None of this comes as a shock to anyone that’s been paying attention. The A’s have been trying to leave the Coliseum for at least three decades. Fisher has openly shopped the team to Vegas for years while letting the roster and its infrastructure crumble, even as the team’s valuation has soared to an estimated $1.18bn in the decade and a half since he bought it for $180m. This year’s team has a payroll of $56.8m, lowest in the majors by some distance, with only 11 players earning more than $11m and a scant two under contract for next season. Oakland’s starting pitchers are 0-15 with an 8.51 ERA. To no one’s surprise, they’ve lost 25 of their first 31 games – including by scores of 18-3, 17-6, 13-1, 12-2, 11-0 (twice) and 10-1 – putting them within a reasonable shot of the 1899 Cleveland Spiders’ major-league benchmark for futility.
It’s unnerving enough to watch the plot of Major League unfold, only without the Hollywood ending. But there’s something deeply troubling knowing the Athletics’ departure means that Oakland will have lost all three of her major-league sports teams in the span of a decade – with the Raiders having relocated (also to Las Vegas) and the NBA’s Golden State Warriors having moved to the $1bn Chase Center in downtown San Francisco.
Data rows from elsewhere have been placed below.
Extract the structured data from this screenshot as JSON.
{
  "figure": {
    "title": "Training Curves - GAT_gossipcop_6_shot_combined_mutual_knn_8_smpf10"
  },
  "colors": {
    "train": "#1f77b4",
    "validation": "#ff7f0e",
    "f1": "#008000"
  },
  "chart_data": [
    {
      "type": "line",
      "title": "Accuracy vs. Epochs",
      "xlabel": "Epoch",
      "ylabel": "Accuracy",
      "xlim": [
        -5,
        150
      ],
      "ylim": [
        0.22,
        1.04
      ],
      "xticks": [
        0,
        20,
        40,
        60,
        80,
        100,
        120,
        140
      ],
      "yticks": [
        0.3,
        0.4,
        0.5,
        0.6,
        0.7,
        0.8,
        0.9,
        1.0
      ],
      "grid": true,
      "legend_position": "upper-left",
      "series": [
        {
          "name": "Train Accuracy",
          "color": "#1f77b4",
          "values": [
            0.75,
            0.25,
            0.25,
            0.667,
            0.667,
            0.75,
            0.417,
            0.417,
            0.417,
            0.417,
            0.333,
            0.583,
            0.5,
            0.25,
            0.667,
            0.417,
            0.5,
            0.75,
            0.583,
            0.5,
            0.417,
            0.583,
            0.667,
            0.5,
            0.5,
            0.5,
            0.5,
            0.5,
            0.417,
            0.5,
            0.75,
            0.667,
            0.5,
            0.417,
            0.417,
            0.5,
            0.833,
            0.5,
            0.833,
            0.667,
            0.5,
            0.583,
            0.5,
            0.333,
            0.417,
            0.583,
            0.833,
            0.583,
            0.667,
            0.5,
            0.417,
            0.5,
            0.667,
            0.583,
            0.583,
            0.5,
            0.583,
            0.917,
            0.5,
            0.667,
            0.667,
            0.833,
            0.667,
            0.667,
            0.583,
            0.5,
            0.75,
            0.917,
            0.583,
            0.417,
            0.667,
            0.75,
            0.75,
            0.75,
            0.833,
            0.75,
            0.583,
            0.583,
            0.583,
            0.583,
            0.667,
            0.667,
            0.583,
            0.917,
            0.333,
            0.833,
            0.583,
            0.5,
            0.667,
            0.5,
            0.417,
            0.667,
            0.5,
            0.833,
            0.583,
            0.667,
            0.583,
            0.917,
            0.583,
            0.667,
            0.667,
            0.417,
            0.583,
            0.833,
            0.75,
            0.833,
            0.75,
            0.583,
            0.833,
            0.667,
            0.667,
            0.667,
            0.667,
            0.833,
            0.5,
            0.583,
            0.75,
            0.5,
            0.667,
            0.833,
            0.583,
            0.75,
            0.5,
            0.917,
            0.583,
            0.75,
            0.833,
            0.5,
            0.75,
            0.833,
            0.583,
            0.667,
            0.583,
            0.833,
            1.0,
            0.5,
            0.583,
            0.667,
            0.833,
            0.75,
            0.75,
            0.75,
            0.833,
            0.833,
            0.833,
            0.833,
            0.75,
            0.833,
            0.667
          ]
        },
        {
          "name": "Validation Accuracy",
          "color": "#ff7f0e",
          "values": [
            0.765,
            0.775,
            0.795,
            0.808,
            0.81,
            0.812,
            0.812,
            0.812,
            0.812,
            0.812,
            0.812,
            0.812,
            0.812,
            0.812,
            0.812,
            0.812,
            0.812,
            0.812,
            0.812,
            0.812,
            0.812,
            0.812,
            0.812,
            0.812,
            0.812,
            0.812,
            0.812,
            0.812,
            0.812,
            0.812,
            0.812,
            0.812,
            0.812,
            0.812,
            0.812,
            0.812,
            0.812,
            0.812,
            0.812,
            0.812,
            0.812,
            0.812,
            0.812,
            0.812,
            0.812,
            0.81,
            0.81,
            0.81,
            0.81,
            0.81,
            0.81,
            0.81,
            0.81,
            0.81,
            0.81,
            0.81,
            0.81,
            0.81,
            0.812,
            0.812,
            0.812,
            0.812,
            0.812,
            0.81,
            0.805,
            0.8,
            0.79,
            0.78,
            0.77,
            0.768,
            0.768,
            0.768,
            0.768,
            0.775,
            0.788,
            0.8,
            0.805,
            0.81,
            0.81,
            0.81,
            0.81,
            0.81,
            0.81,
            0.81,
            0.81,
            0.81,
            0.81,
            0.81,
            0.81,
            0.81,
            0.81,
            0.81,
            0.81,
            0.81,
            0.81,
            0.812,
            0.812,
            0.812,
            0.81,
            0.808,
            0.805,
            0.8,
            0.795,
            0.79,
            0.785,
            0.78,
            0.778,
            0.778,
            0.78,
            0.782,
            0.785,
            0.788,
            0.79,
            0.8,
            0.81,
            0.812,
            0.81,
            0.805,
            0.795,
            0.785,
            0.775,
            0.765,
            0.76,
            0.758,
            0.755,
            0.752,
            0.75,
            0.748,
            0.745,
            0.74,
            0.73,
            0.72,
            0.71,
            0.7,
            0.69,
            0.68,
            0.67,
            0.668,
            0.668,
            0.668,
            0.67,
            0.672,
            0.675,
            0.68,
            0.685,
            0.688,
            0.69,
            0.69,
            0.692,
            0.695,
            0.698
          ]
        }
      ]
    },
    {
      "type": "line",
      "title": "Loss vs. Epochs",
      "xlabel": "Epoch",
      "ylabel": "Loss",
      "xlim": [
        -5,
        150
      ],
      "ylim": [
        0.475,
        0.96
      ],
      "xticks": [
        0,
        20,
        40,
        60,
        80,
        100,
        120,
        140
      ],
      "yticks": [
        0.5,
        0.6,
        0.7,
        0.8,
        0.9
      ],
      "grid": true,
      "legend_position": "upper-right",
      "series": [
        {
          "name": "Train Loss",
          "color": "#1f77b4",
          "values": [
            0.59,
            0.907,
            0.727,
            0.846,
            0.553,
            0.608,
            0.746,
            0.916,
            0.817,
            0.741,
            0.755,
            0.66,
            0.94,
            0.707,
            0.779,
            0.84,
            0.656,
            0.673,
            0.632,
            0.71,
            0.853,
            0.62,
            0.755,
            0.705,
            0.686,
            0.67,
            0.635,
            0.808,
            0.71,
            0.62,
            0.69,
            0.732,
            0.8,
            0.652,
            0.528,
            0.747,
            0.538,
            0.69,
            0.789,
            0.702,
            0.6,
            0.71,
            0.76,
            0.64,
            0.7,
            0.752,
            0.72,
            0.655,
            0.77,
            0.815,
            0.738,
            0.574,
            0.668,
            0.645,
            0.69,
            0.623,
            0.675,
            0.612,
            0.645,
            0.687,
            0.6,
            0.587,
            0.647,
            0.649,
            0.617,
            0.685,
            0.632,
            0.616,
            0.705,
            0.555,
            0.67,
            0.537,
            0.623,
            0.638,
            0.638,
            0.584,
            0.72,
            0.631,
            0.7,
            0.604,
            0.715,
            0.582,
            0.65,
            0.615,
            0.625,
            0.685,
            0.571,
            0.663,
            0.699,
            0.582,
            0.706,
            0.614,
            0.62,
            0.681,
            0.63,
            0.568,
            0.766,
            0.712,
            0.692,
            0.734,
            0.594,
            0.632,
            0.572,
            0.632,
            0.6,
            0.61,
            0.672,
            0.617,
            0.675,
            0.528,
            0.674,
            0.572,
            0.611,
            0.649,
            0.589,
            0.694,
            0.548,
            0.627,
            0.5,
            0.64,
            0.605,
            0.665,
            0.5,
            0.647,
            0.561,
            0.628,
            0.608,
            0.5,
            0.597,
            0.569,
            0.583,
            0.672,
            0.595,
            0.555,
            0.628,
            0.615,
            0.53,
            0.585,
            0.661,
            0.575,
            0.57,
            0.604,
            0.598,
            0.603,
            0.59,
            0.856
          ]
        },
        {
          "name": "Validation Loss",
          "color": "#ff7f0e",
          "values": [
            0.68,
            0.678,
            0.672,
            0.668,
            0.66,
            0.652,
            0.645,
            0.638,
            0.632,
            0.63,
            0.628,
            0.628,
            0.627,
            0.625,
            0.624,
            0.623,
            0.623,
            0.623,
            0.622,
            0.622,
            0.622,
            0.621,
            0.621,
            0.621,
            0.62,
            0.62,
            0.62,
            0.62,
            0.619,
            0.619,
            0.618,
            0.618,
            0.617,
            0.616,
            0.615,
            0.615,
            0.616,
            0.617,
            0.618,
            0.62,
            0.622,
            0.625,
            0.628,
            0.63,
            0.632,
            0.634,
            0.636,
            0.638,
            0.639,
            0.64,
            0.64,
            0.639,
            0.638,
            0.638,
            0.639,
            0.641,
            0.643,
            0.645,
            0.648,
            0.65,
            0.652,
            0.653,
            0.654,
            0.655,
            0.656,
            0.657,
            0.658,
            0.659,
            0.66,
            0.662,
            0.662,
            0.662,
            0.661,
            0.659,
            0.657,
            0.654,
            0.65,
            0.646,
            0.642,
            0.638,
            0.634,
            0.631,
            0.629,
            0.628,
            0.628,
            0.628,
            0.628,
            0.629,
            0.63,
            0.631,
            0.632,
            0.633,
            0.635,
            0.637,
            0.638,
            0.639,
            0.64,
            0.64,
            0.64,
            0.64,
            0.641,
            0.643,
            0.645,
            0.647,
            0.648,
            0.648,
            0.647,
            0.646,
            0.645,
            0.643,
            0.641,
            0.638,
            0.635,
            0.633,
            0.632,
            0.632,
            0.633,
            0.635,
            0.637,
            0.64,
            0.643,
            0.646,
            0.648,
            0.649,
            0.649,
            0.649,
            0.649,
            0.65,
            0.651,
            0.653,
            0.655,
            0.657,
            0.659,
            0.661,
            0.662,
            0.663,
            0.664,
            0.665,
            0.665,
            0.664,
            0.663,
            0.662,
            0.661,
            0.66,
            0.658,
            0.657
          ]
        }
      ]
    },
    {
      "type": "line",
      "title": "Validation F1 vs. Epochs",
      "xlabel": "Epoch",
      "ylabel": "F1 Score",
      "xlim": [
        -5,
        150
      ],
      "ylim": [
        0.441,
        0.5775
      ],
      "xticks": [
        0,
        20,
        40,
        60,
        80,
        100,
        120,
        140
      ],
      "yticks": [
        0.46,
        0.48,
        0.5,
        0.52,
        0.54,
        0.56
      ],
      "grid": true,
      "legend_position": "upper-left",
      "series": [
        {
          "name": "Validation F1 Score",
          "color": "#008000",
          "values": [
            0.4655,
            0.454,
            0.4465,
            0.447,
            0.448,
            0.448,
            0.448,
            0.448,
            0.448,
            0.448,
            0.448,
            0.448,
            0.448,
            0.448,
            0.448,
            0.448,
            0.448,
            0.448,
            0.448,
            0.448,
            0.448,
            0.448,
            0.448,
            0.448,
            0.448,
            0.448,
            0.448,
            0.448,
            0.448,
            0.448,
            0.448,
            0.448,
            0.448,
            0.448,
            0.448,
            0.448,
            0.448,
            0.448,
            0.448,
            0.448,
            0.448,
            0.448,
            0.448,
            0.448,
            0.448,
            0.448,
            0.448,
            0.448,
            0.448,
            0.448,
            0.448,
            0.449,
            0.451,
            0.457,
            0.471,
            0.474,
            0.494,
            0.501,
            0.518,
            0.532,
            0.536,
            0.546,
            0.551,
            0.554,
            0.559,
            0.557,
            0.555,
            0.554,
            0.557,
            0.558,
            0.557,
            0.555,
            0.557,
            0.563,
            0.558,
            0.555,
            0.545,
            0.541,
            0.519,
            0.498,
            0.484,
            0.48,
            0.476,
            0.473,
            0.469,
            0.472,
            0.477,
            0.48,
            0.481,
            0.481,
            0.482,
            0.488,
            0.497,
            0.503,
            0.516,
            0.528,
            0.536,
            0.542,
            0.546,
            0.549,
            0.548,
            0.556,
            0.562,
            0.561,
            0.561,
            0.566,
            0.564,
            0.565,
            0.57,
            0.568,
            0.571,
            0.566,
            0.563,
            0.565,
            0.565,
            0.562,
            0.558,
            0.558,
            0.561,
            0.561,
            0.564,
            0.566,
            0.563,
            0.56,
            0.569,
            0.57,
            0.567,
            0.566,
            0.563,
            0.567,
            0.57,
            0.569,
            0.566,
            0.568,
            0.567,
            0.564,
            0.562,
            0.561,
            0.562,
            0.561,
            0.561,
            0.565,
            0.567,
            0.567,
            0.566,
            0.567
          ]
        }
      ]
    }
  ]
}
This rickety building wasn’t always a symbol of decay. From their 1968 arrival in Oakland, the A’s have amassed the sixth-best winning percentage in the majors. Since then, the Coliseum has played host to six World Series, including baseball’s most recent threepeat, featuring a colorful cast including Catfish Hunter, Gene Tenace, Rollie Fingers, Sal Bando, Vida Blue, Blue Moon Odom and Reggie Jackson. The Raiders, their longtime co-tenants, won a couple of Super Bowls while calling it home. (And, yes, it’s where Nick Foles once threw seven touchdowns in a game.)
Of course, the Coliseum was beyond saving even before the Vegas move, rendered obsolete by the game’s modern economics if not health-department standards. Among the problems that have beset the Coliseum in recent years and pushed it beyond preservation: at least four delays due to malfunctioning stadium lights; a colony of several dozen feral cats that “invaded” the ballpark; dead mice in a soda machine; the postponement of a game for more than three hours while crews pumped four inches of untreated sewage out of the visitors’ dugout; and, most recently, the opossum that has taken over the visiting team’s press box.
Yet there’s an authentic experience that will be lost that won’t be recovered when the A’s skip town: a character that could be found in Oakland’s industrial southeast that won’t make the southbound trip after next year. And baseball will be poorer for it. “It’s a giant concrete toilet bowl,” former A’s outfielder Eric Byrnes said. “But it’s their toilet bowl and it’s a special toilet bowl.”